Used by permission from Lectionary Tales for the Pulpit by Merle G. Franke.

Stubborn Power

      Edith was among the poorest of the many poor African American women in Harlem. A single parent, she was trying to raise four children while holding down one part-time and one full-time job, earning just enough for the bare necessities of life.

      She was poor, but she was not a quitter. Edith kept as close a watch on her three sons and a daughter as time would allow. She was constantly worried about their safety or about their getting mixed up with the wrong crowd. As a safeguard against the many dangers, she kept them glued to their homework and was constantly telling them they could get out of the cycle of poverty with a good education.

      Her biggest challenge was her oldest son Jaimie. Physically handicapped from birth, he made up intellectually for his physical limitations. When he was a few months into his senior year in high school, his mother decided - in her stubborn way - she was going to get him a scholarship for college. It was the only way any of her children would get a higher education, and she felt there would be an extra benefit - by example - if her oldest offspring was able to go to college.

      When Edith put on her best clothes and was about to take the subway to downtown New York, her friends sitting on the apartment steps kidded her about where she might be going. "I'm going downtown to get a scholarship for Jaimie," she replied without a whisper of doubt.

      Her friends laughed as one said, "Sure, Edith, you just go on and tell some rich fella to get you a scholarship. Oh my, are you innocent!"

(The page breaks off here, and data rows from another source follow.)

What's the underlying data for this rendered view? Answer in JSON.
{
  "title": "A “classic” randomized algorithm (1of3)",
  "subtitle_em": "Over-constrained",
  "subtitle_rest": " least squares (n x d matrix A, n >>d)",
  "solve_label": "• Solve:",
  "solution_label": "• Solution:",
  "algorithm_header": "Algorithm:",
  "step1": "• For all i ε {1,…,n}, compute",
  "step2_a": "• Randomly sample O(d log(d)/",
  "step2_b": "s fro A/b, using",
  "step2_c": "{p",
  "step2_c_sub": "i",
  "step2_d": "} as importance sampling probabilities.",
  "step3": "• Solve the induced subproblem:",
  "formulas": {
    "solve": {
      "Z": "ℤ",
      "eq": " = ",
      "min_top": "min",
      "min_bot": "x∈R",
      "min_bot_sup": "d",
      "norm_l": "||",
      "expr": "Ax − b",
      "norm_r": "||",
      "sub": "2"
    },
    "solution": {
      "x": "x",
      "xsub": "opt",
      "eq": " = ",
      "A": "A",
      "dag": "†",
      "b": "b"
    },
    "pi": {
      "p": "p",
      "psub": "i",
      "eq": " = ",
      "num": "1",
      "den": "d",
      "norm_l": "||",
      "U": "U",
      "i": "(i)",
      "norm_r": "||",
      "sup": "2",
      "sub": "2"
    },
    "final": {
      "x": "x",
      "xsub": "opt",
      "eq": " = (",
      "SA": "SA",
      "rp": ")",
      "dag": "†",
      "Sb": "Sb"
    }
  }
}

      "I looked up a foundation that gives out scholarships and I know where their office is," Edith replied as though that was all that was necessary.

      "You know you can't squeeze money out of those big-time moneyed people," one of the women countered. "Anyway, I hear that foundation stuff wasn't meant for poor black folks like us ... you got to be the right color and from the right part of town..."

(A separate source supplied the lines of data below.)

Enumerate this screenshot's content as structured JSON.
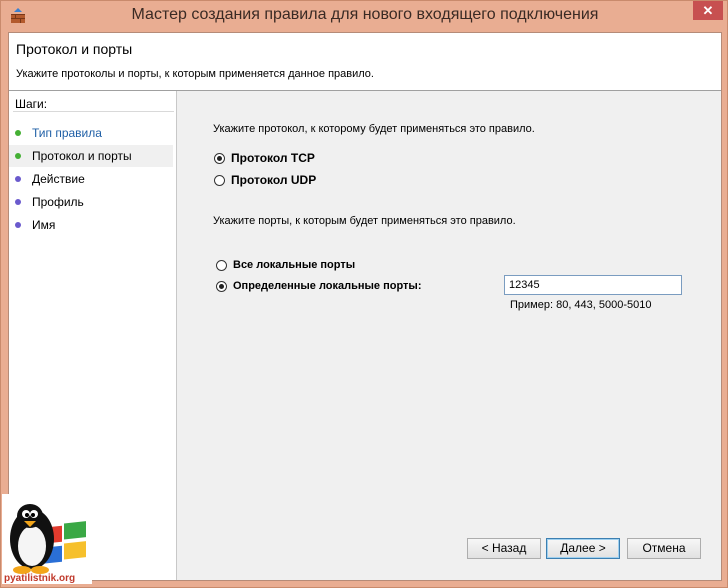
{
  "window": {
    "title": "Мастер создания правила для нового входящего подключения",
    "close_label": "✕"
  },
  "header": {
    "title": "Протокол и порты",
    "description": "Укажите протоколы и порты, к которым применяется данное правило."
  },
  "steps": {
    "title": "Шаги:",
    "items": [
      {
        "label": "Тип правила",
        "color": "#44b034",
        "link_color": "#1f5fa6"
      },
      {
        "label": "Протокол и порты",
        "color": "#44b034",
        "link_color": "#000000"
      },
      {
        "label": "Действие",
        "color": "#6a5acd",
        "link_color": "#000000"
      },
      {
        "label": "Профиль",
        "color": "#6a5acd",
        "link_color": "#000000"
      },
      {
        "label": "Имя",
        "color": "#6a5acd",
        "link_color": "#000000"
      }
    ]
  },
  "protocol": {
    "prompt": "Укажите протокол, к которому будет применяться это правило.",
    "tcp_label": "Протокол TCP",
    "udp_label": "Протокол UDP",
    "selected": "tcp"
  },
  "ports": {
    "prompt": "Укажите порты, к которым будет применяться это правило.",
    "all_label": "Все локальные порты",
    "specific_label": "Определенные локальные порты:",
    "selected": "specific",
    "value": "12345",
    "hint": "Пример: 80, 443, 5000-5010"
  },
  "buttons": {
    "back": "< Назад",
    "next": "Далее >",
    "cancel": "Отмена"
  },
  "watermark": {
    "text": "pyatilistnik.org"
  }
}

      "Don't you worry none about me," Edith began, but was interrupted.

      "I ain't worried 'bout you, honey," one friend joked. "I'm more worried 'bout those poor folks on the foundation that you're going to harass." Even Edith was forced to smile at that remark as she went down the steps to catch the subway.

      "Ma'am, I appreciate your situation, and I'm sure your son is worthy," a staff member of the foundation said in slight condescension, "but we have a very long backlog of applicants waiting for schlarships ..."

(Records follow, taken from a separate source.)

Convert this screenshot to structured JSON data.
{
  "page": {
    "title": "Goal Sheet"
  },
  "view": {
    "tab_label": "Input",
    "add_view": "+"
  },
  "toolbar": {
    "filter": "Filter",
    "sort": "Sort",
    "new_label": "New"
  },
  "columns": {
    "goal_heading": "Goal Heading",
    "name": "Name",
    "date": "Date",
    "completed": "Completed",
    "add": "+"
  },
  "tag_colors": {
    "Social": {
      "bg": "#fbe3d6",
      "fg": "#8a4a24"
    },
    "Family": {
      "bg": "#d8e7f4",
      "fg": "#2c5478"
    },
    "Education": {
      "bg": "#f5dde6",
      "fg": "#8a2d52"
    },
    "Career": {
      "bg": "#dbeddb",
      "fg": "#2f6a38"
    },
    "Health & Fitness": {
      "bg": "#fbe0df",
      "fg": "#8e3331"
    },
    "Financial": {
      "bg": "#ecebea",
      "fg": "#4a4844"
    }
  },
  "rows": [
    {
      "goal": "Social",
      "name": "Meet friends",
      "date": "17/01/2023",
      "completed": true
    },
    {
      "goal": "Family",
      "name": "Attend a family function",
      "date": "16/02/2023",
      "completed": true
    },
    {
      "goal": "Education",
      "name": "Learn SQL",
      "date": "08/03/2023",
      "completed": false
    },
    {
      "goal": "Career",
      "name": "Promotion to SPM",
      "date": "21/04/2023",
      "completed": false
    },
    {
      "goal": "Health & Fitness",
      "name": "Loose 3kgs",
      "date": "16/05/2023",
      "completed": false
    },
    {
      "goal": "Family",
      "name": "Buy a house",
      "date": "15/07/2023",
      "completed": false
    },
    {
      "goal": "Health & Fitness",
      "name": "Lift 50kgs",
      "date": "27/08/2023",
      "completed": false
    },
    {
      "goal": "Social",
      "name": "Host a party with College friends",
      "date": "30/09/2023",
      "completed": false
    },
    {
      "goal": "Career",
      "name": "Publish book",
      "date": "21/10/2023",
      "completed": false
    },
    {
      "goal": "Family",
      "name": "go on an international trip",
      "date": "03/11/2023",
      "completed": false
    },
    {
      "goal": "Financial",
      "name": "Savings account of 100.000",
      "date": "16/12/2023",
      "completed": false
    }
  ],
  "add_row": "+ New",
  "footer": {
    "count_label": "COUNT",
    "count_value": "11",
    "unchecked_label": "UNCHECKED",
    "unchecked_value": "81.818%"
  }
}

      Edith interrupted, "I can't wait. My son is handicapped, and he's going to finish high school near the top of his class, and he needs to go to college next fall. I don't have any money to pay his way. He wants to go to Harvard or some other school like that."

      Edith got nowhere on her first visit, nor on any of the next six or seven visits. But she wasn't about to give up. She brought snapshots of her kids, she brought school report cards, she brought her work record and her small earnings record. Then on a spring day as she returned from still another trip downtown, she proudly announced to her friends sitting on the apartment steps, "Well, now we just have to see which one of the colleges Jaimie wants to attend."